Aside from UAC, most people look at Vista as a GUI upgrade. Same thing with Windows 7 - all the media attention is on the GUI. Seriously, folks, there's an architecture difference here. Do you know what Secure Desktop is? Do you know that you can see whether virtualization is "running" for a particular folder or within Task Manager? Do you know what icacls.exe is? How about credential providers and the lack of a GINA in Vista? What about the new netsh contexts that don't exist within XP? I'll bet the vast majority of folks whining over Vista have no clue what these are. It's these same folks who will run a browser, scripting enabled and all, and complain when their anti-virus fails to stop something that seems to be causing interference on their desktop. Seriously - AV is not a security-catch-all; it's just one shield of defense.

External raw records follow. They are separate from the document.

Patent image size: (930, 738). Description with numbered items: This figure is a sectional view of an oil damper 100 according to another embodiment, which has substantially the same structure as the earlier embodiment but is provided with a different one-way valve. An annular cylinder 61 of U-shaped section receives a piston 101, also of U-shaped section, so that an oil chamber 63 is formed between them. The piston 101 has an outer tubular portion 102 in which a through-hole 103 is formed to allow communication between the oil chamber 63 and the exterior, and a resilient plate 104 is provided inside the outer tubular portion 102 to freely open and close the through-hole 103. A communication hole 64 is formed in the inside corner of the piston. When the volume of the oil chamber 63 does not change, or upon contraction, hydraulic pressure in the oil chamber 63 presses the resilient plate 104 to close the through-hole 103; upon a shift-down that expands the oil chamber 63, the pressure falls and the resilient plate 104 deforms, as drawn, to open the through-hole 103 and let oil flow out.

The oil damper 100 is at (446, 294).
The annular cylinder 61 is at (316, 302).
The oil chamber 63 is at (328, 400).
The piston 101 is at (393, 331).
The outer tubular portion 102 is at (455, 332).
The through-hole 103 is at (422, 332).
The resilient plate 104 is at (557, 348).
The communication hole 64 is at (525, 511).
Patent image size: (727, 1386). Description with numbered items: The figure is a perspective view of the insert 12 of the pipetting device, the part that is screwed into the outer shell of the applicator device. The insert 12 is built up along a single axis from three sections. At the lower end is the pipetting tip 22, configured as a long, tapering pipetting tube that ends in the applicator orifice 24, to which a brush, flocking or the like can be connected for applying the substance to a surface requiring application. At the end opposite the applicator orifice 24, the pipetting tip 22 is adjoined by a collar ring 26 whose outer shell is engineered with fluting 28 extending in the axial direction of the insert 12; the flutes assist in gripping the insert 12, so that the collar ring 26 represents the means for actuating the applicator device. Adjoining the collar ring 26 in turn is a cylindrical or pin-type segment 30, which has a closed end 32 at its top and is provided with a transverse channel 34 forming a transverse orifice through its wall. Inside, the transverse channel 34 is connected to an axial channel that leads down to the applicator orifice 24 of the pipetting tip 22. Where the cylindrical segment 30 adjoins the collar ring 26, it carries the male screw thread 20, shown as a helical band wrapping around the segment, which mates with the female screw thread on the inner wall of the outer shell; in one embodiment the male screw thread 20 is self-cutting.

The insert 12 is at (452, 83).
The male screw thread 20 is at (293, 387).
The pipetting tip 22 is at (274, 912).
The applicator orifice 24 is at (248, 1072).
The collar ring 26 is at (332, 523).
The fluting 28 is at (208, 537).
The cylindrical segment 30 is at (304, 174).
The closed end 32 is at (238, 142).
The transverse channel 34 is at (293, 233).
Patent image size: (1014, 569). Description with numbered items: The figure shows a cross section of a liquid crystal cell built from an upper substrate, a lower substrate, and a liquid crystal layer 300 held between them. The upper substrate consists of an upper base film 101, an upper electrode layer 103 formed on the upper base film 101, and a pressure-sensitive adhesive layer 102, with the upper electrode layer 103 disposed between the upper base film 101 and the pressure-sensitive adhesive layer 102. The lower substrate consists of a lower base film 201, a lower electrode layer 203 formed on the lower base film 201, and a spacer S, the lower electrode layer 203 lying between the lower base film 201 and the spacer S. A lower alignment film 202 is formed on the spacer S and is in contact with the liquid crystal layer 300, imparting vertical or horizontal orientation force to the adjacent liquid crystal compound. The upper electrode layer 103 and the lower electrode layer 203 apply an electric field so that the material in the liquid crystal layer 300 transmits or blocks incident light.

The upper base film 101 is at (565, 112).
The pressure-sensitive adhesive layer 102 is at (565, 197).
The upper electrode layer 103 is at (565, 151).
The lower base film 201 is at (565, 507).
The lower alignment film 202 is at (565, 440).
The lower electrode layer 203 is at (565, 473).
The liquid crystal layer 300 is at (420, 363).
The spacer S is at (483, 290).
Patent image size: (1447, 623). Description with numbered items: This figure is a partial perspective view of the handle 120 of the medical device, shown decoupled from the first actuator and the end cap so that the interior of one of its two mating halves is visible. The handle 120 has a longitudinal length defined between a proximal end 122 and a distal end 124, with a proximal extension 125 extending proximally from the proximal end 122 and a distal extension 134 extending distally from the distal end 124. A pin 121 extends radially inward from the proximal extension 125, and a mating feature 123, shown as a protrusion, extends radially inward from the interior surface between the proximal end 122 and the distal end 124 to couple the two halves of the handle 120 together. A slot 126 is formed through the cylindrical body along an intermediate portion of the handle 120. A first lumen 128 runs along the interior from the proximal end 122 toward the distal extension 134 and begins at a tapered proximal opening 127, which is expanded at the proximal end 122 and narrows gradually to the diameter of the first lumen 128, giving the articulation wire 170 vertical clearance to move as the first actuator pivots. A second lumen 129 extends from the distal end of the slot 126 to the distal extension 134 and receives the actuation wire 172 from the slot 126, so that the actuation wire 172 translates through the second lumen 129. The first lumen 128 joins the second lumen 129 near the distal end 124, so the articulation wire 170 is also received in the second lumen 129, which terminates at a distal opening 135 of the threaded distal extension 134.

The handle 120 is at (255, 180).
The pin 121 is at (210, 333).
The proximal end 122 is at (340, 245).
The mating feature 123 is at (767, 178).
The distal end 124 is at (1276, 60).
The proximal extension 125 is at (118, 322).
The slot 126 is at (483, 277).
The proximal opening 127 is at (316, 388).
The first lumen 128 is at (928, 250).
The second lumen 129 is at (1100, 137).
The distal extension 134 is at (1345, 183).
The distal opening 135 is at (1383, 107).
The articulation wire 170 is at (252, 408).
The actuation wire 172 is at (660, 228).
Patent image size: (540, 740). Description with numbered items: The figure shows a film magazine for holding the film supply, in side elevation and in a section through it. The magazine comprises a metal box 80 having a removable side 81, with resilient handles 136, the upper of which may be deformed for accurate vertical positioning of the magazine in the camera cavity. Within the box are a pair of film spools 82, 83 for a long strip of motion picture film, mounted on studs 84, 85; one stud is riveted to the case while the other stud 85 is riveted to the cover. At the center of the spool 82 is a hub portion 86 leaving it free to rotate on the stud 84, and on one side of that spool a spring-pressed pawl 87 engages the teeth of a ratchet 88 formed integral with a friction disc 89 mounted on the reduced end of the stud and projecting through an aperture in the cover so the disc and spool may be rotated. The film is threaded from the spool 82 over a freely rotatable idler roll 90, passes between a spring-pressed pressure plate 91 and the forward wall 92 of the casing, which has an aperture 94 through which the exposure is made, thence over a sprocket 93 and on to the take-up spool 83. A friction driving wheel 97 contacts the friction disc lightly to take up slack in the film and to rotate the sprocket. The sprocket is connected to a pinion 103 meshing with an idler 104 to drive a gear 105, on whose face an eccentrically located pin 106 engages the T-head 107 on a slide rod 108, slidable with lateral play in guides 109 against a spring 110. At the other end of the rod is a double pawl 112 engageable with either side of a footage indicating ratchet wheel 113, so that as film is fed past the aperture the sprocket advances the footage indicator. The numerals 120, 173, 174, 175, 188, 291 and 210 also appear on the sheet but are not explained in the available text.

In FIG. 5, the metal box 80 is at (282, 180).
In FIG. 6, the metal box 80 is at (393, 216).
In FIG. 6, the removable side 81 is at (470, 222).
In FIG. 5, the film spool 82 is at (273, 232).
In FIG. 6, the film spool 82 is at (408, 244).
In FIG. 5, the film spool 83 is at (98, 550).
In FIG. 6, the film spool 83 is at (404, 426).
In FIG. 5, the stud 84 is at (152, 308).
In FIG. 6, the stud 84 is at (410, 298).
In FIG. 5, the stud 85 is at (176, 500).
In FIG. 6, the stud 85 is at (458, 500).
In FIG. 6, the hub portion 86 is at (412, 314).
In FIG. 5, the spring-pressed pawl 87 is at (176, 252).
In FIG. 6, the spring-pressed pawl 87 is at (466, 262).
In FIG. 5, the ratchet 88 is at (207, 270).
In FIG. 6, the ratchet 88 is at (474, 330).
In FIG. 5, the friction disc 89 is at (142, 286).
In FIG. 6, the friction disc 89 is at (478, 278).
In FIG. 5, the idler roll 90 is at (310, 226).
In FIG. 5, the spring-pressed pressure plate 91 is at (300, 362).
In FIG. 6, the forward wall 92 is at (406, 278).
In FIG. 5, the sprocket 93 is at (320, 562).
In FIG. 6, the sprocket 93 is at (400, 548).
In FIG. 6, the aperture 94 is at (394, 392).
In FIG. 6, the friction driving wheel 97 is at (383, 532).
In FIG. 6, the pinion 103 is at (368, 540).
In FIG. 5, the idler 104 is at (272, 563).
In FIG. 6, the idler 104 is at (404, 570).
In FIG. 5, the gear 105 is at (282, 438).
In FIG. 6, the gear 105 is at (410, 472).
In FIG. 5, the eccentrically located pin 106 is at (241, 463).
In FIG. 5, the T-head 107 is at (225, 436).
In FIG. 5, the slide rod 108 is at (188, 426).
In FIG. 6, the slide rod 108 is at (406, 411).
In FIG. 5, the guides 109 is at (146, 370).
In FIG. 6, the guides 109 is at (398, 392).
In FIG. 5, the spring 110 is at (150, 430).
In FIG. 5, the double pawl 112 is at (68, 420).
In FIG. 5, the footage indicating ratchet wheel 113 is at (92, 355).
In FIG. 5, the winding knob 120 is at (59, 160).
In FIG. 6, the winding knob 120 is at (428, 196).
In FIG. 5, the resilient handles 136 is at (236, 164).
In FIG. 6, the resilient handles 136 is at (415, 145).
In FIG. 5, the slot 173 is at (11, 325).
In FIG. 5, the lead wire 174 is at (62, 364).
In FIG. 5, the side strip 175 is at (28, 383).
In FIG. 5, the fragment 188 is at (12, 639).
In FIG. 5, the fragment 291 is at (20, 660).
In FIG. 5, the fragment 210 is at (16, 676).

We all know that Microsoft wanted to give a wake-up call to all the application developers out there to start adopting coding best practices so they had to shock the world with the new by-default restrictions which really should have been there since Day One when NT 4.0 was released. Nobody should be running as an admin, not even Domain Admins on their own machine. We humans make far too many mistakes without realiziing it. That's why RunAs exists. But if you think this is really annoying for us consumers, you should realize that Microsoft these days probably doesn't care about the consumer market as much as the enterprise market. If you look beyond their Microsoft Live and academic license offerings, you'll see products like Exchange, Internet Security and Acceleration, SharePoint, SQL Server, Forefront, etc.. Selling to and supporting a bunch of individual users is tough. Selling an Enterprise Agreement license for a few thousands seats to a large organization with dependencies on Active Directory, Exchange, Office, etc. in a pure Microsoft shop is probably a lot easier and perhaps more lucrative.

Microsoft shot themselves in the foot a long time ago without realizing it when they gave everyone admin privileges by default out of the box. Baaaad move, and certainly set in stone a lot of default expectations for the users, giving them complete access and freedom to do whatever they want in the operating environment as they pleased without providing any guidance on what the potential consequences would be.